Loadbalancer and Solrcloud

kee picture kee · Mar 20, 2014 · Viewed 8.1k times · Source

I am wondering how loadbalancer can be set up on top of SolrCloud or a load-balancer is not needed?

If the former, shard leaders need to be added to the loadbalancer? Then what if the shard leader changes for some reason? Or all machines in the cluster (including replica) better be added to the load balancer?

If the latter, I guess a cname needs to point to the SolrCloud cluster and it should be round robin DNS?

Any advice from some actual Solrcloud operation experience would be really appreicated.

Answer

ymonad picture ymonad · Mar 20, 2014

Usually SolrCloud is used with combination of ZooKeeper, the client uses CloudSolrServer to access to SolrCloud.

The query will be done in following flow.

Note that I only read the source code of Solr partially and there are lot of guesses. Also what I read was source code of Solr 4.1, so it might be outdated.

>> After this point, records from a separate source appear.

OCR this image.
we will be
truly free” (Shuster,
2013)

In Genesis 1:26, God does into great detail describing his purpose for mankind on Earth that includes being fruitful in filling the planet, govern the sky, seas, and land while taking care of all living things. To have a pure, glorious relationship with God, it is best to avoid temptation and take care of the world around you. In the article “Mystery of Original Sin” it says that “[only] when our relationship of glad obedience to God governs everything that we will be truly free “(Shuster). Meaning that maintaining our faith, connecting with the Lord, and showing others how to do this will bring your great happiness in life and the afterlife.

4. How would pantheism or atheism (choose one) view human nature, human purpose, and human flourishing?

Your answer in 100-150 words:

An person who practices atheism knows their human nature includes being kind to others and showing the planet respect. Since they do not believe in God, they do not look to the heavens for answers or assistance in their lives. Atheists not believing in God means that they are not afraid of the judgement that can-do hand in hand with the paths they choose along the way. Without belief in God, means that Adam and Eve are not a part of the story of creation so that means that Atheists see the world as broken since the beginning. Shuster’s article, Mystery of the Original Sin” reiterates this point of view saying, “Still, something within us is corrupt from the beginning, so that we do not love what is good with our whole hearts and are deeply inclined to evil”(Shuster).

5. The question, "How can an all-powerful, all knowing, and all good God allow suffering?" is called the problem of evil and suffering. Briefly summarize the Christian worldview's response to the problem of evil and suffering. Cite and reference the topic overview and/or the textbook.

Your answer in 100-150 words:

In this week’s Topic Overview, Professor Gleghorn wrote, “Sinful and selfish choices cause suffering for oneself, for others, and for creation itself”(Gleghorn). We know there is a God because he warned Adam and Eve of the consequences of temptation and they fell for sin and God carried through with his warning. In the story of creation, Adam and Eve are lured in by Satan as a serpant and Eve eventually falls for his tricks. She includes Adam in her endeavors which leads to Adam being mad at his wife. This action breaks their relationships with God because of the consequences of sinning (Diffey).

  1. ZooKeeper holds the list of IPAddress:Port of all SolrCloud servers.
  2. (Client Side) The instance of CloudSolrServer retrieves the list of servers from ZooKeeper.
  3. (Client Side) The instance of CloudSolrServer chooses one of SolrCloud server randomly and sends query to it. (Also LBHttpSolrServer chooses the server in round-robin?)
  4. (Server Side) The SolrCloud server which recieved the query chooses randomly from replica of shards (one server per shard) from server list and redirects the query to it. (Note that all the SolrCloud server holds the server list which can be recieved from ZooKeeper)

The update will be done in same manner as above but also be populated to all servers.

Note that as for SolrCloud, the leader and replica has small difference and we can send query/update to any of the server. It is automatically redirected to other servers.

In short, the loadbalancing is done in both client side and server side. So you don't need to worry about it.